Idles and Arms
The first thing your factories produce in Factory Idle is iron. An iron factory is the simplest sort possible, having only three components: one to buy ore, one to process it into iron, and one to sell it. After sufficient research, you get access to steel, which has two ingredients, which have to be kept in the right ratio for optimal production. The next step in complexity is plastics, followed by electronics. That’s as far as I’ve gotten, but I can already see the next stage in the research menu. It’s called “gun parts”.
I assume that the gun parts can eventually be assembled into guns. Apparently there are rockets and tanks to come later. This is a sudden change in the character of what was previously a game about peaceful industry. Or is it? Possibly this is the point of the whole thing, that this is where industry inevitably leads: to the military-industrial complex. If so, this game is a cousin of Brenda Romero’s Train, aiming to shock the player with the realization of what you’ve been doing all along, and asking if you want to keep on doing it, if your desire to see numbers increase, together with the sunk cost of the time you’ve already spent playing, is strong enough to make you rationalize the fiction.
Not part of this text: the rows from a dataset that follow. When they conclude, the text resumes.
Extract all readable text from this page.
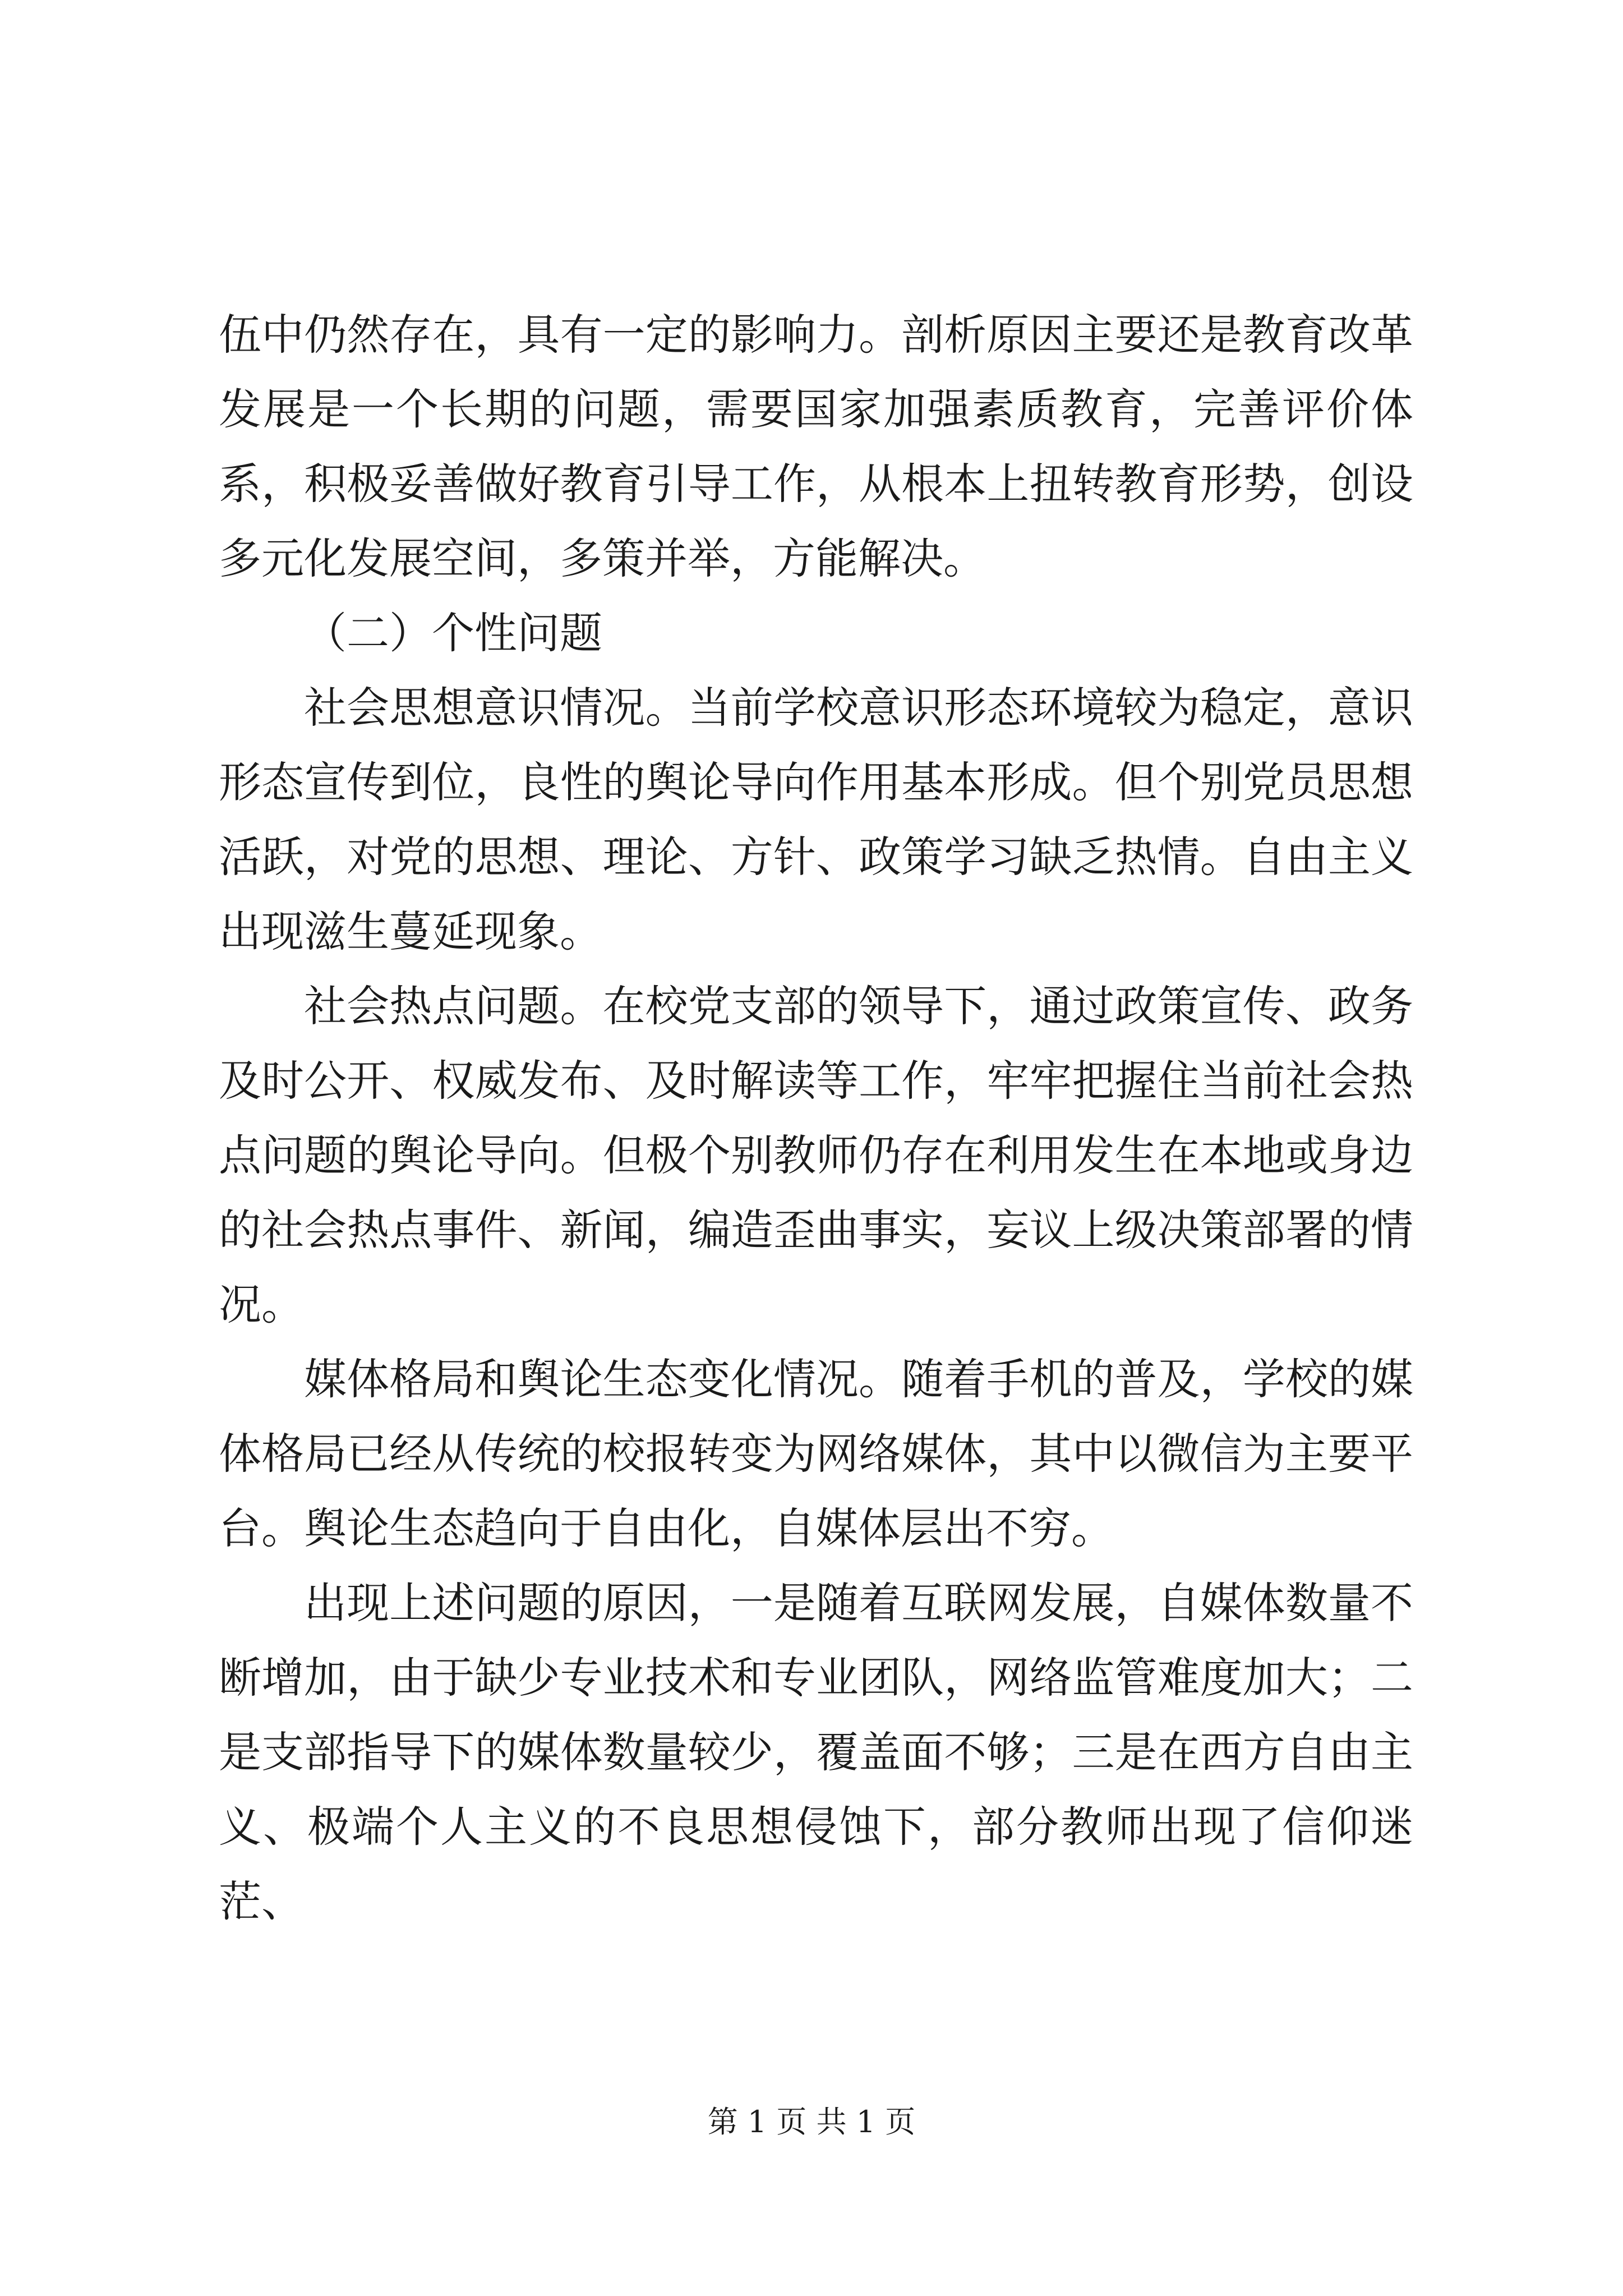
伍中仍然存在，具有一定的影响力。剖析原因主要还是教育改革发展是一个长期的问题，需要国家加强素质教育，完善评价体系，积极妥善做好教育引导工作，从根本上扭转教育形势，创设多元化发展空间，多策并举，方能解决。

（二）个性问题

社会思想意识情况。当前学校意识形态环境较为稳定，意识形态宣传到位，良性的舆论导向作用基本形成。但个别党员思想活跃，对党的思想、理论、方针、政策学习缺乏热情。自由主义出现滋生蔓延现象。

社会热点问题。在校党支部的领导下，通过政策宣传、政务及时公开、权威发布、及时解读等工作，牢牢把握住当前社会热点问题的舆论导向。但极个别教师仍存在利用发生在本地或身边的社会热点事件、新闻，编造歪曲事实，妄议上级决策部署的情况。

媒体格局和舆论生态变化情况。随着手机的普及，学校的媒体格局已经从传统的校报转变为网络媒体，其中以微信为主要平台。舆论生态趋向于自由化，自媒体层出不穷。

出现上述问题的原因，一是随着互联网发展，自媒体数量不断增加，由于缺少专业技术和专业团队，网络监管难度加大；二是支部指导下的媒体数量较少，覆盖面不够；三是在西方自由主义、极端个人主义的不良思想侵蚀下，部分教师出现了信仰迷茫、

第 1 页 共 1 页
Alternately, maybe it’s just a matter of the developer thinking “Guns are cool” and not anticipating any negative reactions. And in fact there’s good reason to believe that: the cost of the areas I haven’t opened up yet indicate that there’s a lot of game left after this point, which I wouldn’t expect if I had already seen the whole point of the thing. Games in general are full of guns, after all, so why wouldn’t I expect them here? All I can say to that is that somehow we have this cultural idea that arms manufacturers are more suspect than soldiers, despite being parts of the same system.
Anyway, I really don’t know enough about the developer to interpret intention here. But I will note that Reactor Idle has something of a similar trajectory, starting with nice clean wind turbines and working its way up to thermonuclear reactors. That much is sort of given away by the title, though.